In about two weeks, we’ll hear the latest employment figures from the state of Illinois. Last month they weren’t so hot: the rate was 10.4%, the worst we’ve seen in 26 years. But if the layoffs are decreasing nationwide, let’s hope they are falling here, too.
Uh-oh. There’s more bad news on the job front today — and, by extension, the housing front. Unemployment in Illinois hit 11% in October, the state Department of Employment Security announced today. That’s worse than the national rate and the most dismal figure we’ve seen here in 26 years. At this point, almost all Chicagoans can probably name friends or family members who have been laid off (or had their hours or pay or health insurance benefits cut).
Considering that the unemployment rate in Illinois was only 6.8% a year ago, it’s obvious that the erosion of jobs is a huge weight slung around the housing market’s neck. No job means no income means no loan, which spells more trouble ahead for Chicago home sales and prices.
Unless employment starts to climb, fewer would-be buyers will be able to qualify for home loans. And more homeowners will struggle to pay their existing loans, leading to more short sales and foreclosures.
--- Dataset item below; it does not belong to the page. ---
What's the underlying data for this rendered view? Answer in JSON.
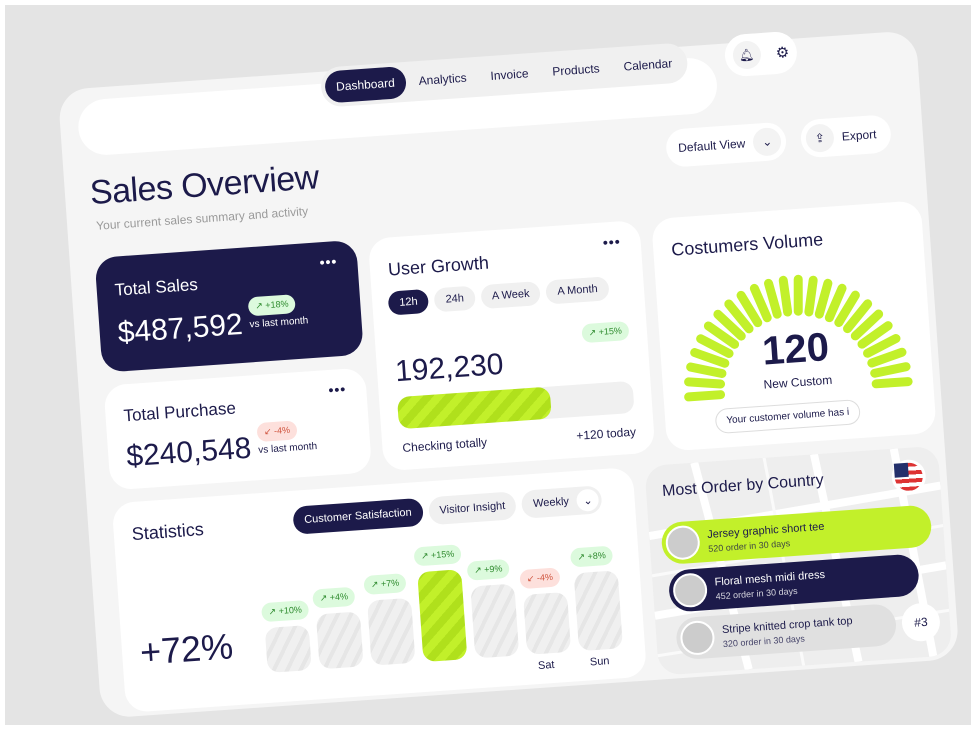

This dastardly combination — lower demand and greater supply — could push prices down further in the Chicago area, just as we are starting to see signs of stability.
Another ominous sign this week: Home construction slowed unexpectedly in October, according to the Commerce Department. The rate of single-family and multi-family home building dropped 10.6% over the previous month, surprising analysts who had expected better.